Again, the color doesn’t match perfectly if I put the pink triad on, but it’s in area where it’s not seen.  It makes a really, really nice contact with the tissue.  It does a very nice job.

Class, prepare.  We’re going to go over very quickly.  What we’ve got here is we’ll ahead and take an impression.  We’ll pour the impression out in medium or heavy body PVS.  We get things poured up. We say, “Gee. In this area, we’re going to add a tooth, and we’re going to take this eyebar clasp and move the eyebar clasp from here up to here.”

So, we go on the inside of the partial and take a high speed round diamond, and we cut the eyebar clasp out of the way so it’s now free. I’m going to cut little tiny divots on the side of it to set things in.  It’s going to go back on my model so what do I do?  We add acrylic and we put the tooth in so the acrylic and tooth gets put in.

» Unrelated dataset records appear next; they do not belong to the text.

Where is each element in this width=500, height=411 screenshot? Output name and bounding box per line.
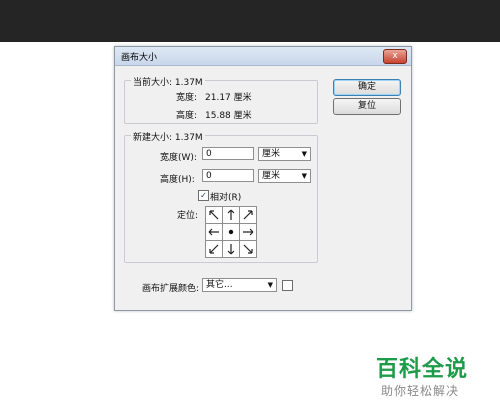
relative-label: 相对(R) [210, 193, 242, 203]
anchor-grid [205, 206, 257, 258]
arrow-down-right-icon [243, 244, 253, 254]
watermark-slogan: 助你轻松解决 [381, 384, 460, 398]
current-width-label: 宽度: [176, 93, 198, 103]
width-input[interactable]: 0 [202, 147, 254, 160]
height-input[interactable]: 0 [202, 169, 254, 182]
new-size-legend: 新建大小: 1.37M [131, 130, 205, 143]
anchor-top-left[interactable] [206, 207, 222, 223]
arrow-down-left-icon [209, 244, 219, 254]
ok-button[interactable]: 确定 [333, 79, 401, 96]
ext-color-value: 其它... [206, 280, 233, 290]
anchor-bottom-right[interactable] [240, 241, 256, 257]
top-dark-bar [0, 0, 500, 42]
watermark-brand: 百科全说 [376, 357, 469, 382]
current-width-value: 21.17 厘米 [205, 93, 252, 103]
reset-button[interactable]: 复位 [333, 98, 401, 115]
height-unit-select[interactable]: 厘米 ▼ [258, 169, 311, 183]
arrow-up-right-icon [243, 210, 253, 220]
ext-color-select[interactable]: 其它... ▼ [202, 278, 277, 292]
arrow-up-left-icon [209, 210, 219, 220]
chevron-down-icon: ▼ [267, 281, 273, 289]
dialog-title: 画布大小 [121, 53, 158, 63]
new-width-label: 宽度(W): [160, 153, 197, 163]
center-dot-icon [228, 229, 234, 235]
anchor-bottom[interactable] [223, 241, 239, 257]
chevron-down-icon: ▼ [301, 172, 307, 180]
arrow-right-icon [243, 228, 254, 236]
width-unit-value: 厘米 [262, 149, 281, 159]
anchor-bottom-left[interactable] [206, 241, 222, 257]
close-icon: x [392, 51, 398, 61]
anchor-top-right[interactable] [240, 207, 256, 223]
current-height-value: 15.88 厘米 [205, 111, 252, 121]
current-size-legend: 当前大小: 1.37M [131, 75, 205, 88]
width-unit-select[interactable]: 厘米 ▼ [258, 147, 311, 161]
relative-checkbox[interactable]: ✓ [198, 190, 209, 201]
anchor-center[interactable] [223, 224, 239, 240]
arrow-left-icon [208, 228, 219, 236]
anchor-label: 定位: [177, 211, 199, 221]
anchor-left[interactable] [206, 224, 222, 240]
arrow-down-icon [227, 244, 235, 255]
arrow-up-icon [227, 209, 235, 220]
dialog-titlebar: 画布大小 x [115, 47, 411, 66]
anchor-top[interactable] [223, 207, 239, 223]
color-swatch[interactable] [282, 280, 293, 291]
height-unit-value: 厘米 [262, 171, 281, 181]
current-height-label: 高度: [176, 111, 198, 121]
anchor-right[interactable] [240, 224, 256, 240]
close-button[interactable]: x [383, 49, 407, 64]
new-height-label: 高度(H): [160, 175, 195, 185]
ext-color-label: 画布扩展颜色: [142, 284, 200, 294]
chevron-down-icon: ▼ [301, 150, 307, 158]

The eyebar gets moved forward to the lateral incisor.

Can I always do that?  No.  What if they have some other clasp?  They have these free made clasps that are either for the left side or the right side.  So, I can go ahead, get a model, take one of those clasps and get some ortho pliers.  Bend a little loop on these things.  When I get the little loop bent on them, they can go ahead and be embedded in self-curing acrylic.  So, we embed them in the self-curing acrylic, and we can add these little clasps on here.  These are available at the desk.

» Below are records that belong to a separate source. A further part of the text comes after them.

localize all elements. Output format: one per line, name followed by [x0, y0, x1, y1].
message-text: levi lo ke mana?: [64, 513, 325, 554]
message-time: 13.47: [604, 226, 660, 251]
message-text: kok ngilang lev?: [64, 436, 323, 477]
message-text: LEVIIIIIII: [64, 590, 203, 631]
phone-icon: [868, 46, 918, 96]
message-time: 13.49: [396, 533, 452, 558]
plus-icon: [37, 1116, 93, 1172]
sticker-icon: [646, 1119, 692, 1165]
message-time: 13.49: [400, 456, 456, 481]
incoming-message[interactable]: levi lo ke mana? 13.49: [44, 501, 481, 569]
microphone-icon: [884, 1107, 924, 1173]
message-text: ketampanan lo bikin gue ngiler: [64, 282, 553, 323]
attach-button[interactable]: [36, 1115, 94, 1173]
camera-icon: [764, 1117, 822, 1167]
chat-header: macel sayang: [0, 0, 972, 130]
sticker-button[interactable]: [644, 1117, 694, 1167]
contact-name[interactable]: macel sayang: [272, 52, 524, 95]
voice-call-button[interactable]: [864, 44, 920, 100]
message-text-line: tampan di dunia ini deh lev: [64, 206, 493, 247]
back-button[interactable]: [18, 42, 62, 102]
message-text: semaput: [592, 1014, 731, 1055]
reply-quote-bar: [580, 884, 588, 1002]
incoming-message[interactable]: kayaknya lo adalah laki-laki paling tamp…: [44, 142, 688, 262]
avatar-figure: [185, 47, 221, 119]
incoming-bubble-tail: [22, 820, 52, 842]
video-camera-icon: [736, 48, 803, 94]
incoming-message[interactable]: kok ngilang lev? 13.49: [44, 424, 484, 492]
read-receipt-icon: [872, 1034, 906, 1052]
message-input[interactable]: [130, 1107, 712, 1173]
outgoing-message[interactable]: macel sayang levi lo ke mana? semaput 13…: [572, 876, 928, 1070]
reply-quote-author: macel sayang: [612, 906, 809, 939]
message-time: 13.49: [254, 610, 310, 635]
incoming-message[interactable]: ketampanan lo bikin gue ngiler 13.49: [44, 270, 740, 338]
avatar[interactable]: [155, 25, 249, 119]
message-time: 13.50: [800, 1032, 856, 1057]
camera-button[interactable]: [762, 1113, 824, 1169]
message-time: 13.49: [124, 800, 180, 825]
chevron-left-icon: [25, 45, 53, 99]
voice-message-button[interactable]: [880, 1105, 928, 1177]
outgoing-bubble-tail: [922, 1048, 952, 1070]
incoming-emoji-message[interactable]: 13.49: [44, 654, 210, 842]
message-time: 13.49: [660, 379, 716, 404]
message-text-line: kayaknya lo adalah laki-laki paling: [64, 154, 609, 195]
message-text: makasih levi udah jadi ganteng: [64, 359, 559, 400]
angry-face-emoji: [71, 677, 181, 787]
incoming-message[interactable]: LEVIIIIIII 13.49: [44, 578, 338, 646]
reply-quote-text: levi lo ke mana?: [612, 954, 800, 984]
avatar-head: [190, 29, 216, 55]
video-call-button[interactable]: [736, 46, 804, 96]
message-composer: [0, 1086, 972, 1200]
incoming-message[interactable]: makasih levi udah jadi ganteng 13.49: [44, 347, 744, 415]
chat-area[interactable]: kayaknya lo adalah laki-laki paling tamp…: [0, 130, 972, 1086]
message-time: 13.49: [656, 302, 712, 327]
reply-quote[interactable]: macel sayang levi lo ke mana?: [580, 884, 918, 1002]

So, here’s one where we’ve added clasps on the side.  Here’s one where we’ve added a tooth and moved an eyebar.  Again, this is our old friend the PVS model injected right into an alginate impression.  Why? Because I don’t have to block out any undercuts, and I can take the partial off and on this model without breaking any teeth on the model.

A crown to fit your pre-existing partial, a tough thing to do. If we have a really good impression of the crown, we prep the crown, and we can go ahead, sometimes and just make a duplicate.  This happens to be a DC pattern resin.  Take an impression, a single impression of the tooth margin and wax our impressions on, cast the thing up.  So, here’s our recast crown fitting the pre-existing partial. It only works if the crown is all gold, and it’s in good shape before we ever start.

Many times to do a tooth, a crown to fit a pre-existing partial, what the lab wants you to do is reseat the partial in the mouth is prepared and tissue packed, and when you take the impression of the tooth, go ahead and take an impression.  Pick the partial in the tooth, and have everything up and send that to the lab.  Disadvantage is what? The patient’s got to be without their partial during the entire time the crown is fabricated.